The GC’s role historically was centered on the management of outside counsel relationships while also acting as a legal advisor to the rest of the company. For decades, legal departments aspired to become less reactive and more predictable, while being better partners with the rest of the organization. However, over the past decade, the role of the GC has been shifting and expanding, and what started as a gradual change has turned into a real force that is driving our product strategy.

Today the General Counsel is frequently responsible for Risk and Compliance as well. What was a legal advisor for the corporation is now a strategic advisor to the CEO and Board of Directors.

  • According to a 2016 NYSE Governance Services Survey report conducted by the firm of BakerGilmore, 97% of US corporate executive officers and directors expect the GC to be part of the executive management team by the year 2020, an increase of 16 percentage points from 10 years ago. This same survey shows that the number of GC’s acting as the Chief Risk Officer is expected to more than double by 2020.
  • According to the Global Legal Post and their report The Law Department of the Future and General Counsel Excellence, more than 50% of GC’s now identify their function as something other than managing the legal department. In fact, almost 1/3 describe themselves as a stakeholder in business decisions, and 30% see compliance as the biggest threat to the business.

As the role of the GC continues to evolve into a strategic risk manager for the organization, our technology needs to continue to extend with it in order to remain the trusted technology partner of corporate legal professionals, regardless of their practice areas.

Addressing a New World of Risk

The operational concerns of corporations, along with legal requirements and regulatory changes, create complex, overlapping obligations that our clients are forced to manage. Passive management—or worse, reactive response—is no longer an option.

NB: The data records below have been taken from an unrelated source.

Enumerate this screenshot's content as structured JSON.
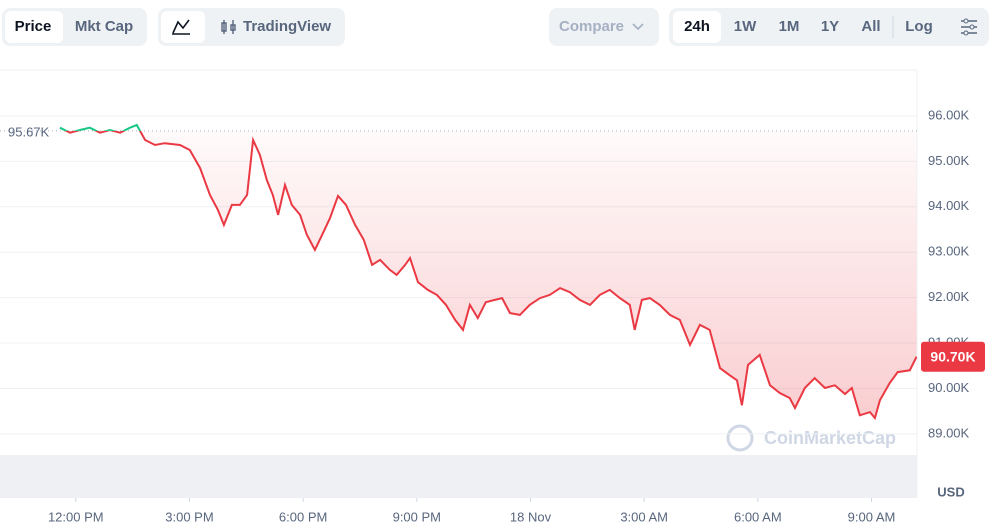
{
  "toolbar": {
    "tabs": [
      "Price",
      "Mkt Cap"
    ],
    "tradingview": "TradingView",
    "compare": "Compare",
    "ranges": [
      "24h",
      "1W",
      "1M",
      "1Y",
      "All"
    ],
    "log": "Log"
  },
  "chart_data": {
    "type": "line",
    "currency": "USD",
    "watermark": "CoinMarketCap",
    "color": "#ea3943",
    "up_color": "#16c784",
    "reference": {
      "value": 95670,
      "label": "95.67K"
    },
    "current_price": {
      "value": 90700,
      "label": "90.70K"
    },
    "x": [
      11.58,
      11.85,
      12.11,
      12.37,
      12.64,
      12.9,
      13.17,
      13.43,
      13.61,
      13.83,
      14.09,
      14.35,
      14.75,
      15.01,
      15.28,
      15.54,
      15.75,
      15.91,
      16.12,
      16.33,
      16.52,
      16.68,
      16.86,
      17.04,
      17.2,
      17.34,
      17.52,
      17.7,
      17.92,
      18.1,
      18.31,
      18.5,
      18.71,
      18.92,
      19.13,
      19.37,
      19.6,
      19.82,
      20.03,
      20.29,
      20.47,
      20.69,
      20.82,
      21.03,
      21.29,
      21.53,
      21.77,
      22.01,
      22.22,
      22.4,
      22.61,
      22.82,
      23.06,
      23.25,
      23.46,
      23.72,
      23.98,
      24.25,
      24.51,
      24.78,
      25.04,
      25.3,
      25.57,
      25.83,
      26.09,
      26.36,
      26.62,
      26.75,
      26.94,
      27.15,
      27.41,
      27.68,
      27.94,
      28.21,
      28.47,
      28.73,
      29,
      29.26,
      29.45,
      29.58,
      29.74,
      30.05,
      30.32,
      30.58,
      30.84,
      30.98,
      31.24,
      31.5,
      31.77,
      32.03,
      32.3,
      32.48,
      32.69,
      32.96,
      33.09,
      33.22,
      33.48,
      33.69,
      34.01,
      34.19
    ],
    "values": [
      95740,
      95630,
      95690,
      95740,
      95630,
      95690,
      95630,
      95740,
      95800,
      95470,
      95360,
      95400,
      95360,
      95250,
      94850,
      94260,
      93930,
      93600,
      94040,
      94040,
      94260,
      95470,
      95140,
      94590,
      94260,
      93820,
      94480,
      94040,
      93820,
      93380,
      93050,
      93380,
      93750,
      94240,
      94040,
      93600,
      93270,
      92720,
      92830,
      92610,
      92500,
      92720,
      92870,
      92340,
      92170,
      92060,
      91840,
      91510,
      91290,
      91840,
      91550,
      91900,
      91950,
      91990,
      91660,
      91620,
      91840,
      91990,
      92060,
      92210,
      92120,
      91950,
      91840,
      92060,
      92170,
      91990,
      91840,
      91290,
      91950,
      91990,
      91840,
      91620,
      91510,
      90960,
      91400,
      91290,
      90450,
      90290,
      90180,
      89630,
      90520,
      90740,
      90070,
      89900,
      89790,
      89570,
      90010,
      90230,
      90010,
      90070,
      89880,
      90010,
      89410,
      89480,
      89350,
      89740,
      90120,
      90360,
      90400,
      90700
    ],
    "xlim": [
      10,
      34.2
    ],
    "xticks": [
      {
        "value": 12,
        "label": "12:00 PM"
      },
      {
        "value": 15,
        "label": "3:00 PM"
      },
      {
        "value": 18,
        "label": "6:00 PM"
      },
      {
        "value": 21,
        "label": "9:00 PM"
      },
      {
        "value": 24,
        "label": "18 Nov"
      },
      {
        "value": 27,
        "label": "3:00 AM"
      },
      {
        "value": 30,
        "label": "6:00 AM"
      },
      {
        "value": 33,
        "label": "9:00 AM"
      }
    ],
    "ylim": [
      87590,
      97010
    ],
    "yticks": [
      {
        "value": 89000,
        "label": "89.00K"
      },
      {
        "value": 90000,
        "label": "90.00K"
      },
      {
        "value": 91000,
        "label": "91.00K"
      },
      {
        "value": 92000,
        "label": "92.00K"
      },
      {
        "value": 93000,
        "label": "93.00K"
      },
      {
        "value": 94000,
        "label": "94.00K"
      },
      {
        "value": 95000,
        "label": "95.00K"
      },
      {
        "value": 96000,
        "label": "96.00K"
      }
    ],
    "grid": true
  }
}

The risks and resulting costs of complacency, both in terms of opportunities unrealized and the negative impact on profitability, can be too damaging.

One only needs to look at recent examples of Volkswagen, whose emissions scandal could hit $87B in a worst-case scenario, according to Credit Suisse estimates, or the recent Equifax breach of 143 million accounts to understand the scale of risk management today and how it can impact every part of an organization. These elements intersect to create a complexity unprecedented in our corporate history, and we only see this challenge growing over the next 5 years.

In this new world, risk managers from around the company will realize the incremental benefits of collaboration and a single source of truth for managing legal, regulatory, and operational risk. I really appreciate the work that Gartner has done in establishing the IRM category and creating a framework for technology providers to be measured against, and look forward to the continued evolution of solutions created to meet evolving risk management needs.